Na piątkową uroczystość przybyło do Caracas 17 szefów państw i rządów oraz 60 zagranicznych delegacji.
Uroczystość w Zgromadzeniu Narodowym rozpoczęła się wkrótce po godzinie 11 czasu miejscowego.
Mimo iż opozycja zakwestionowała wynik wyborów i zażądała ponownego, szczegółowego przeliczenia głosów, przywódcy UNASUR, Unii Krajów Południowoamerykańskich, zgromadzeni w czwartek wieczorem na nadzwyczajnym szczycie w Limie pogratulowali Nicolasowi Maduro wyboru na prezydenta.

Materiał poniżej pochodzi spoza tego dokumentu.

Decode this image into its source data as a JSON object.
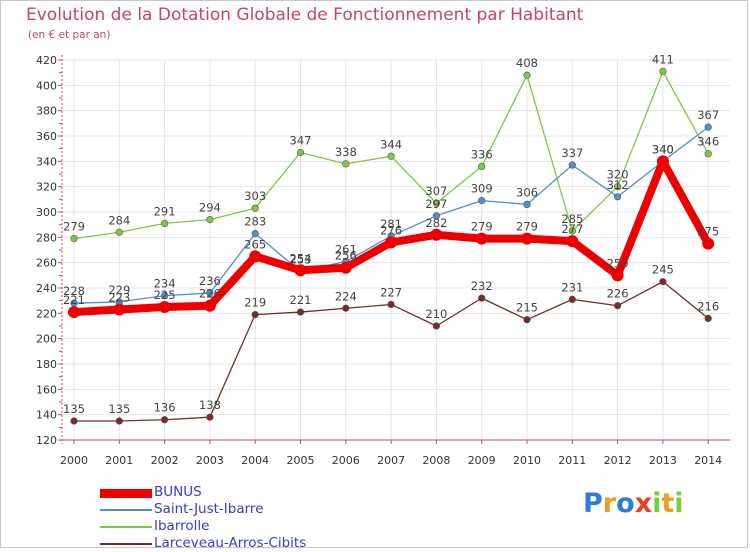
{
  "title": "Evolution de la Dotation Globale de Fonctionnement par Habitant",
  "subtitle": "(en € et par an)",
  "chart_data": {
    "type": "line",
    "x": [
      "2000",
      "2001",
      "2002",
      "2003",
      "2004",
      "2005",
      "2006",
      "2007",
      "2008",
      "2009",
      "2010",
      "2011",
      "2012",
      "2013",
      "2014"
    ],
    "ylim": [
      120,
      420
    ],
    "yticks": [
      120,
      140,
      160,
      180,
      200,
      220,
      240,
      260,
      280,
      300,
      320,
      340,
      360,
      380,
      400,
      420
    ],
    "grid": true,
    "legend_position": "bottom-left",
    "series": [
      {
        "name": "BUNUS",
        "color": "#ee0000",
        "values": [
          221,
          223,
          225,
          226,
          265,
          254,
          256,
          276,
          282,
          279,
          279,
          277,
          250,
          340,
          275
        ]
      },
      {
        "name": "Saint-Just-Ibarre",
        "color": "#4a90d9",
        "values": [
          228,
          229,
          234,
          236,
          283,
          253,
          261,
          281,
          297,
          309,
          306,
          337,
          312,
          340,
          367
        ]
      },
      {
        "name": "Ibarrolle",
        "color": "#7acc3c",
        "values": [
          279,
          284,
          291,
          294,
          303,
          347,
          338,
          344,
          307,
          336,
          408,
          285,
          320,
          411,
          346
        ]
      },
      {
        "name": "Larceveau-Arros-Cibits",
        "color": "#7a2a2a",
        "values": [
          135,
          135,
          136,
          138,
          219,
          221,
          224,
          227,
          210,
          232,
          215,
          231,
          226,
          245,
          216
        ]
      }
    ]
  },
  "logo": {
    "text": "Proxiti",
    "letters": [
      {
        "ch": "P",
        "color": "#2a7fd4"
      },
      {
        "ch": "r",
        "color": "#e8a020"
      },
      {
        "ch": "o",
        "color": "#2a7fd4"
      },
      {
        "ch": "x",
        "color": "#e84020"
      },
      {
        "ch": "i",
        "color": "#7acc3c"
      },
      {
        "ch": "t",
        "color": "#e8a020"
      },
      {
        "ch": "i",
        "color": "#7acc3c"
      }
    ]
  }
}
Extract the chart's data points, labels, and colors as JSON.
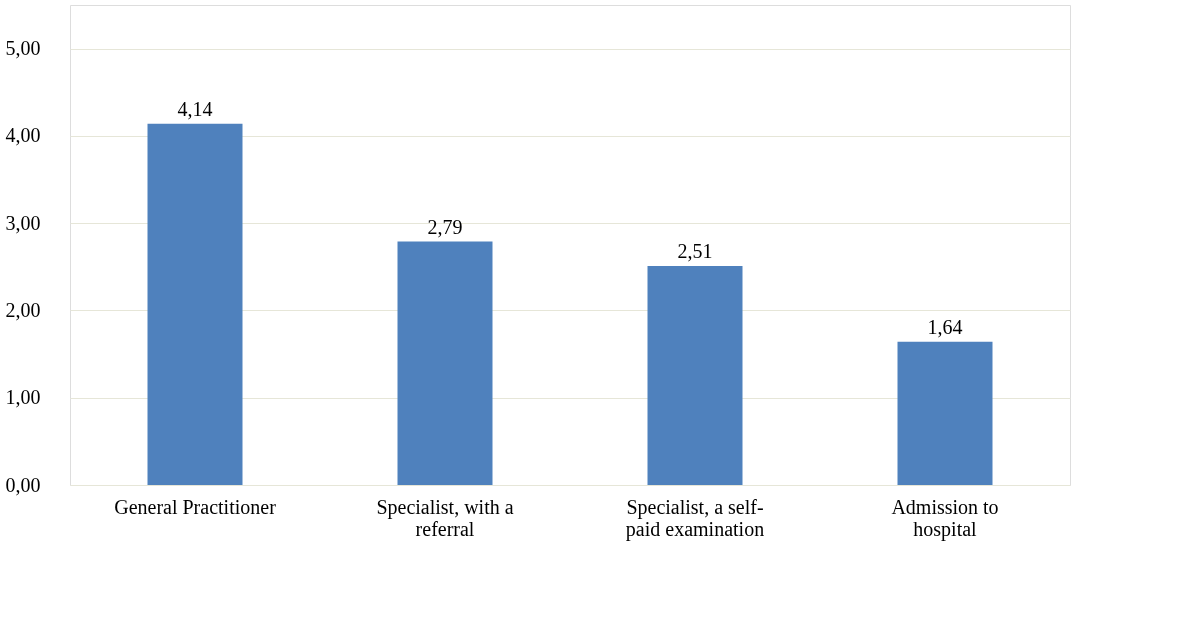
{
  "chart_data": {
    "type": "bar",
    "categories": [
      "General Practitioner",
      "Specialist, with a referral",
      "Specialist, a self-paid examination",
      "Admission to hospital"
    ],
    "values": [
      4.14,
      2.79,
      2.51,
      1.64
    ],
    "value_labels": [
      "4,14",
      "2,79",
      "2,51",
      "1,64"
    ],
    "color": "#4f81bd",
    "ylim": [
      0,
      5.5
    ],
    "yticks": [
      {
        "value": 0,
        "label": "0,00"
      },
      {
        "value": 1,
        "label": "1,00"
      },
      {
        "value": 2,
        "label": "2,00"
      },
      {
        "value": 3,
        "label": "3,00"
      },
      {
        "value": 4,
        "label": "4,00"
      },
      {
        "value": 5,
        "label": "5,00"
      }
    ],
    "grid": "y"
  }
}
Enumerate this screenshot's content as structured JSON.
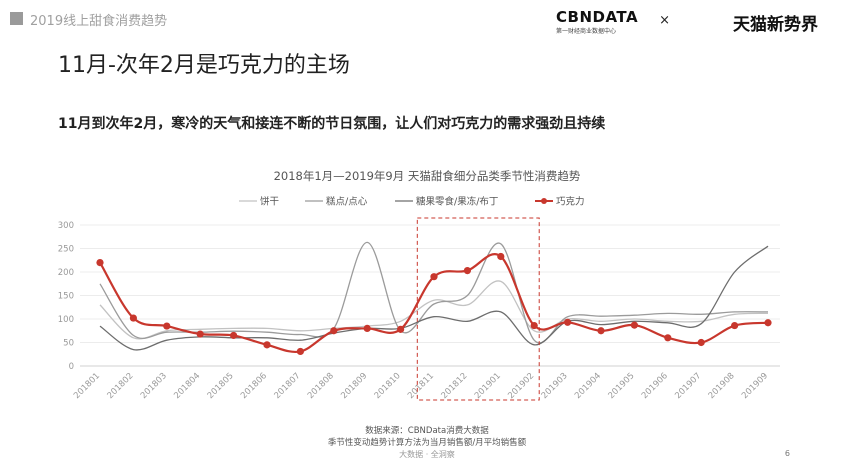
{
  "header": {
    "section_label": "2019线上甜食消费趋势",
    "cbn_word": "CBNDATA",
    "cbn_subtitle": "第一财经商业数据中心",
    "separator": "×",
    "tmall_brand": "天猫新势界"
  },
  "headline": "11月-次年2月是巧克力的主场",
  "subheadline": "11月到次年2月，寒冷的天气和接连不断的节日氛围，让人们对巧克力的需求强劲且持续",
  "chart_data": {
    "type": "line",
    "title": "2018年1月—2019年9月  天猫甜食细分品类季节性消费趋势",
    "xlabel": "",
    "ylabel": "",
    "ylim": [
      0,
      300
    ],
    "yticks": [
      0,
      50,
      100,
      150,
      200,
      250,
      300
    ],
    "grid": true,
    "legend_position": "top-center",
    "categories": [
      "201801",
      "201802",
      "201803",
      "201804",
      "201805",
      "201806",
      "201807",
      "201808",
      "201809",
      "201810",
      "201811",
      "201812",
      "201901",
      "201902",
      "201903",
      "201904",
      "201905",
      "201906",
      "201907",
      "201908",
      "201909"
    ],
    "series": [
      {
        "name": "饼干",
        "color": "#c2c2c2",
        "marker": false,
        "values": [
          130,
          60,
          75,
          78,
          80,
          80,
          75,
          80,
          85,
          95,
          140,
          130,
          180,
          75,
          100,
          95,
          100,
          95,
          95,
          110,
          112
        ]
      },
      {
        "name": "糕点/点心",
        "color": "#9b9b9b",
        "marker": false,
        "values": [
          175,
          65,
          72,
          72,
          74,
          72,
          67,
          80,
          263,
          75,
          132,
          150,
          260,
          55,
          105,
          106,
          108,
          112,
          110,
          115,
          115
        ]
      },
      {
        "name": "糖果零食/果冻/布丁",
        "color": "#6d6d6d",
        "marker": false,
        "values": [
          85,
          35,
          55,
          62,
          60,
          60,
          55,
          70,
          80,
          80,
          105,
          95,
          115,
          45,
          95,
          88,
          95,
          92,
          90,
          200,
          255
        ]
      },
      {
        "name": "巧克力",
        "color": "#c8372d",
        "marker": true,
        "values": [
          220,
          102,
          85,
          68,
          65,
          45,
          31,
          75,
          80,
          78,
          190,
          203,
          233,
          86,
          93,
          75,
          87,
          60,
          50,
          86,
          92
        ]
      }
    ],
    "highlight_range": [
      "201811",
      "201902"
    ]
  },
  "footer": {
    "source": "数据来源：CBNData消费大数据",
    "note": "季节性变动趋势计算方法为当月销售额/月平均销售额",
    "watermark": "大数据 · 全洞察",
    "page_number": "6"
  }
}
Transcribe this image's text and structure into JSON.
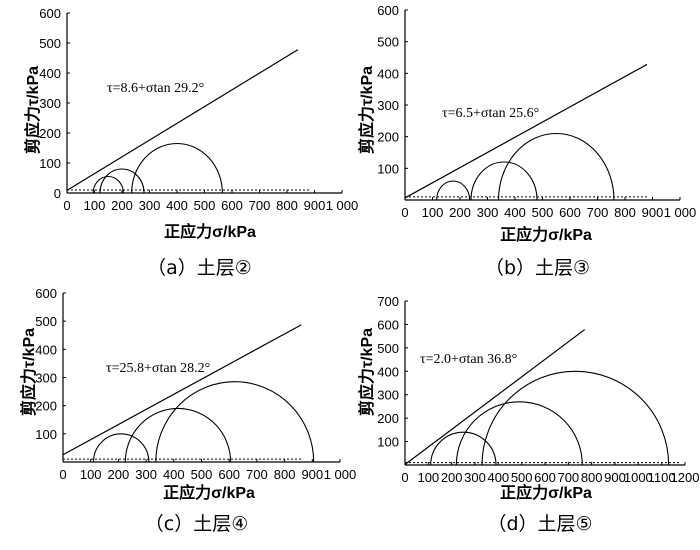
{
  "chart_data": [
    {
      "type": "mohr_circles",
      "caption": "（a）土层②",
      "equation": "τ=8.6+σtan 29.2°",
      "xlabel": "正应力σ/kPa",
      "ylabel": "剪应力τ/kPa",
      "x_ticks": [
        "0",
        "100",
        "200",
        "300",
        "400",
        "500",
        "600",
        "700",
        "800",
        "900",
        "1 000"
      ],
      "y_ticks": [
        "0",
        "100",
        "200",
        "300",
        "400",
        "500",
        "600"
      ],
      "xlim": [
        0,
        1000
      ],
      "ylim": [
        0,
        600
      ],
      "circles": [
        {
          "center": 150,
          "radius": 55
        },
        {
          "center": 200,
          "radius": 80
        },
        {
          "center": 400,
          "radius": 165
        }
      ],
      "envelope": {
        "intercept": 8.6,
        "angle_deg": 29.2,
        "x_end": 840
      },
      "dotted_baseline": {
        "y": 10,
        "x_end": 880
      }
    },
    {
      "type": "mohr_circles",
      "caption": "（b）土层③",
      "equation": "τ=6.5+σtan 25.6°",
      "xlabel": "正应力σ/kPa",
      "ylabel": "剪应力τ/kPa",
      "x_ticks": [
        "0",
        "100",
        "200",
        "300",
        "400",
        "500",
        "600",
        "700",
        "800",
        "900",
        "1 000"
      ],
      "y_ticks": [
        "100",
        "200",
        "300",
        "400",
        "500",
        "600"
      ],
      "xlim": [
        0,
        1000
      ],
      "ylim": [
        0,
        600
      ],
      "circles": [
        {
          "center": 175,
          "radius": 60
        },
        {
          "center": 360,
          "radius": 120
        },
        {
          "center": 550,
          "radius": 210
        }
      ],
      "envelope": {
        "intercept": 6.5,
        "angle_deg": 25.6,
        "x_end": 880
      },
      "dotted_baseline": {
        "y": 10,
        "x_end": 880
      }
    },
    {
      "type": "mohr_circles",
      "caption": "（c）土层④",
      "equation": "τ=25.8+σtan 28.2°",
      "xlabel": "正应力σ/kPa",
      "ylabel": "剪应力τ/kPa",
      "x_ticks": [
        "0",
        "100",
        "200",
        "300",
        "400",
        "500",
        "600",
        "700",
        "800",
        "900",
        "1 000"
      ],
      "y_ticks": [
        "100",
        "200",
        "300",
        "400",
        "500",
        "600"
      ],
      "xlim": [
        0,
        1000
      ],
      "ylim": [
        0,
        600
      ],
      "circles": [
        {
          "center": 210,
          "radius": 100
        },
        {
          "center": 415,
          "radius": 190
        },
        {
          "center": 620,
          "radius": 285
        }
      ],
      "envelope": {
        "intercept": 25.8,
        "angle_deg": 28.2,
        "x_end": 860
      },
      "dotted_baseline": {
        "y": 10,
        "x_end": 860
      }
    },
    {
      "type": "mohr_circles",
      "caption": "（d）土层⑤",
      "equation": "τ=2.0+σtan 36.8°",
      "xlabel": "正应力σ/kPa",
      "ylabel": "剪应力τ/kPa",
      "x_ticks": [
        "0",
        "100",
        "200",
        "300",
        "400",
        "500",
        "600",
        "700",
        "800",
        "900",
        "1000",
        "1100",
        "1200"
      ],
      "y_ticks": [
        "100",
        "200",
        "300",
        "400",
        "500",
        "600",
        "700"
      ],
      "xlim": [
        0,
        1200
      ],
      "ylim": [
        0,
        700
      ],
      "circles": [
        {
          "center": 250,
          "radius": 140
        },
        {
          "center": 490,
          "radius": 270
        },
        {
          "center": 730,
          "radius": 400
        }
      ],
      "envelope": {
        "intercept": 2.0,
        "angle_deg": 36.8,
        "x_end": 770
      },
      "dotted_baseline": {
        "y": 10,
        "x_end": 1180
      }
    }
  ]
}
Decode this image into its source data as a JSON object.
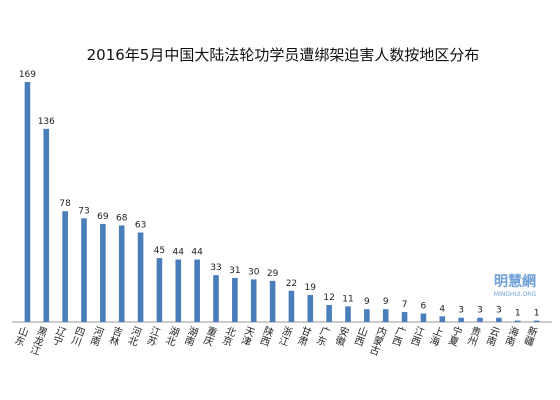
{
  "chart_data": {
    "type": "bar",
    "title": "2016年5月中国大陆法轮功学员遭绑架迫害人数按地区分布",
    "categories": [
      "山东",
      "黑龙江",
      "辽宁",
      "四川",
      "河南",
      "吉林",
      "河北",
      "江苏",
      "湖北",
      "湖南",
      "重庆",
      "北京",
      "天津",
      "陕西",
      "浙江",
      "甘肃",
      "广东",
      "安徽",
      "山西",
      "内蒙古",
      "广西",
      "江西",
      "上海",
      "宁夏",
      "贵州",
      "云南",
      "海南",
      "新疆"
    ],
    "values": [
      169,
      136,
      78,
      73,
      69,
      68,
      63,
      45,
      44,
      44,
      33,
      31,
      30,
      29,
      22,
      19,
      12,
      11,
      9,
      9,
      7,
      6,
      4,
      3,
      3,
      3,
      1,
      1
    ],
    "color": "#4a7ebb",
    "watermark": "明慧網",
    "watermark_sub": "MINGHUI.ORG"
  }
}
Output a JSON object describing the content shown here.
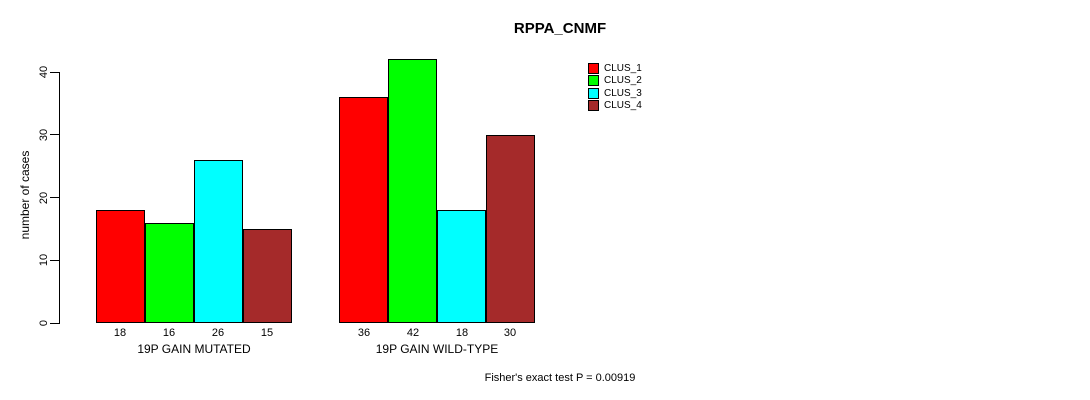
{
  "chart_data": {
    "type": "bar",
    "title": "RPPA_CNMF",
    "ylabel": "number of cases",
    "ylim": [
      0,
      40
    ],
    "yticks": [
      0,
      10,
      20,
      30,
      40
    ],
    "grid": false,
    "legend_position": "top-right",
    "categories": [
      "19P GAIN MUTATED",
      "19P GAIN WILD-TYPE"
    ],
    "series": [
      {
        "name": "CLUS_1",
        "color": "#FF0000",
        "values": [
          18,
          36
        ]
      },
      {
        "name": "CLUS_2",
        "color": "#00FF00",
        "values": [
          16,
          42
        ]
      },
      {
        "name": "CLUS_3",
        "color": "#00FFFF",
        "values": [
          26,
          18
        ]
      },
      {
        "name": "CLUS_4",
        "color": "#A52A2A",
        "values": [
          15,
          30
        ]
      }
    ],
    "bar_value_labels": [
      [
        18,
        16,
        26,
        15
      ],
      [
        36,
        42,
        18,
        30
      ]
    ],
    "footnote": "Fisher's exact test P = 0.00919"
  }
}
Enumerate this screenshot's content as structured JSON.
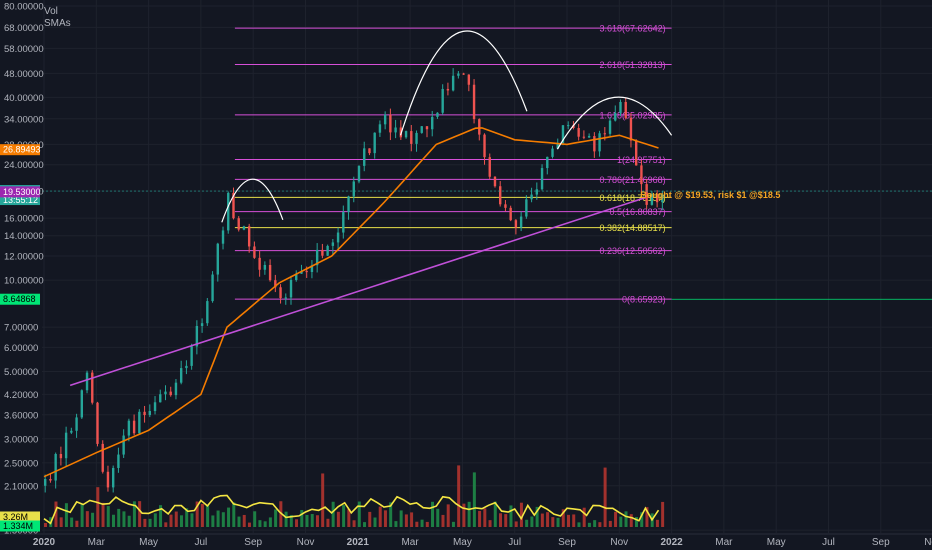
{
  "legend": {
    "vol": "Vol",
    "smas": "SMAs"
  },
  "chart_data": {
    "type": "candlestick",
    "scale": "log",
    "ylim": [
      1.62,
      80
    ],
    "y_ticks": [
      "80.00000",
      "68.00000",
      "58.00000",
      "48.00000",
      "40.00000",
      "34.00000",
      "28.00000",
      "24.00000",
      "19.65000",
      "16.00000",
      "14.00000",
      "12.00000",
      "10.00000",
      "7.00000",
      "6.00000",
      "5.00000",
      "4.20000",
      "3.60000",
      "3.00000",
      "2.50000",
      "2.10000",
      "1.50000"
    ],
    "x_ticks": [
      "2020",
      "Mar",
      "May",
      "Jul",
      "Sep",
      "Nov",
      "2021",
      "Mar",
      "May",
      "Jul",
      "Sep",
      "Nov",
      "2022",
      "Mar",
      "May",
      "Jul",
      "Sep",
      "Nov"
    ],
    "price_badges": [
      {
        "text": "26.89493",
        "value": 26.89493,
        "color": "#f57c00"
      },
      {
        "text": "19.65000",
        "value": 19.65,
        "color": "#26a69a",
        "sub": "13:55:12"
      },
      {
        "text": "19.53000",
        "value": 19.53,
        "color": "#9c27b0"
      },
      {
        "text": "8.64868",
        "value": 8.64868,
        "color": "#00e676"
      },
      {
        "text": "3.26M",
        "value": null,
        "color": "#e8e04a"
      },
      {
        "text": "1.334M",
        "value": null,
        "color": "#00e676"
      }
    ],
    "fib_levels": [
      {
        "label": "3.618(67.62642)",
        "value": 67.62642,
        "color": "#d64fd8"
      },
      {
        "label": "2.618(51.32813)",
        "value": 51.32813,
        "color": "#d64fd8"
      },
      {
        "label": "1.618(35.02985)",
        "value": 35.02985,
        "color": "#d64fd8"
      },
      {
        "label": "1(24.95751)",
        "value": 24.95751,
        "color": "#d64fd8"
      },
      {
        "label": "0.786(21.46968)",
        "value": 21.46968,
        "color": "#d64fd8"
      },
      {
        "label": "0.618(18.73157)",
        "value": 18.73157,
        "color": "#e8e04a"
      },
      {
        "label": "0.5(16.80837)",
        "value": 16.80837,
        "color": "#d64fd8"
      },
      {
        "label": "0.382(14.88517)",
        "value": 14.88517,
        "color": "#e8e04a"
      },
      {
        "label": "0.236(12.50562)",
        "value": 12.50562,
        "color": "#d64fd8"
      },
      {
        "label": "0(8.65923)",
        "value": 8.65923,
        "color": "#d64fd8"
      }
    ],
    "annotation": {
      "text": "Bought @ $19.53, risk $1 @$18.5",
      "value": 18.5,
      "color": "#f5a623"
    },
    "trendline": {
      "from": [
        "2020-02",
        4.5
      ],
      "to": [
        "2021-12",
        18.7
      ],
      "color": "#c050d8"
    },
    "price_path": [
      [
        "2020-01",
        2.1
      ],
      [
        "2020-02",
        3.3
      ],
      [
        "2020-02-20",
        4.8
      ],
      [
        "2020-03-10",
        1.9
      ],
      [
        "2020-04",
        3.1
      ],
      [
        "2020-05",
        3.8
      ],
      [
        "2020-06",
        4.5
      ],
      [
        "2020-07",
        7.5
      ],
      [
        "2020-08",
        18.5
      ],
      [
        "2020-09",
        12
      ],
      [
        "2020-10",
        9
      ],
      [
        "2020-11",
        11
      ],
      [
        "2020-12",
        13
      ],
      [
        "2021-01",
        24
      ],
      [
        "2021-02",
        34
      ],
      [
        "2021-03",
        28
      ],
      [
        "2021-04",
        38
      ],
      [
        "2021-05",
        51
      ],
      [
        "2021-06",
        22
      ],
      [
        "2021-07",
        15
      ],
      [
        "2021-08",
        23
      ],
      [
        "2021-09",
        34
      ],
      [
        "2021-10",
        27
      ],
      [
        "2021-11",
        37
      ],
      [
        "2021-12",
        18.5
      ],
      [
        "2021-12-20",
        19.6
      ]
    ],
    "sma_path": [
      [
        "2020-01",
        2.25
      ],
      [
        "2020-03",
        2.7
      ],
      [
        "2020-05",
        3.2
      ],
      [
        "2020-07",
        4.2
      ],
      [
        "2020-08",
        7
      ],
      [
        "2020-10",
        9.8
      ],
      [
        "2020-12",
        12
      ],
      [
        "2021-02",
        18
      ],
      [
        "2021-04",
        28
      ],
      [
        "2021-05-20",
        32
      ],
      [
        "2021-07",
        29
      ],
      [
        "2021-09",
        28
      ],
      [
        "2021-11",
        30
      ],
      [
        "2021-12-20",
        27
      ]
    ],
    "volume_avg_path": [
      [
        "2020-01",
        1.33
      ],
      [
        "2020-03",
        1.6
      ],
      [
        "2020-05",
        1.4
      ],
      [
        "2020-08",
        1.55
      ],
      [
        "2020-11",
        1.38
      ],
      [
        "2021-01",
        1.5
      ],
      [
        "2021-05",
        1.55
      ],
      [
        "2021-07",
        1.4
      ],
      [
        "2021-09",
        1.45
      ],
      [
        "2021-12-20",
        1.36
      ]
    ],
    "arcs": [
      {
        "from": [
          "2020-07-25",
          15.5
        ],
        "peak": [
          "2020-08-30",
          21.5
        ],
        "to": [
          "2020-10-05",
          15.8
        ]
      },
      {
        "from": [
          "2021-02-20",
          30
        ],
        "peak": [
          "2021-05-01",
          66
        ],
        "to": [
          "2021-07-15",
          36
        ]
      },
      {
        "from": [
          "2021-08-20",
          27
        ],
        "peak": [
          "2021-10-25",
          40
        ],
        "to": [
          "2021-12-31",
          30
        ]
      }
    ]
  }
}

W godzinach rannych ulice Caracas sprawiały wrażenie opustoszałych, jedynie grupki zwolenników "rewolucji boliwariańskiej" w charakterystycznych czerwonych koszulach gromadziły się ze sztandarami, aby wziąć udział w uroczystości zaprzysiężenia nowego prezydenta, po której zaplanowano wielką defiladę wojsk lądowych i powietrznych.
Przywódca opozycji i jej kandydat w wyborach Henrique Capriles Radonski wezwał swych zwolenników, aby zignorowali uroczystość zaprzysiężenia Maduro i "posłuchali sobie raczej w tym czasie muzyki, najlepiej salsy".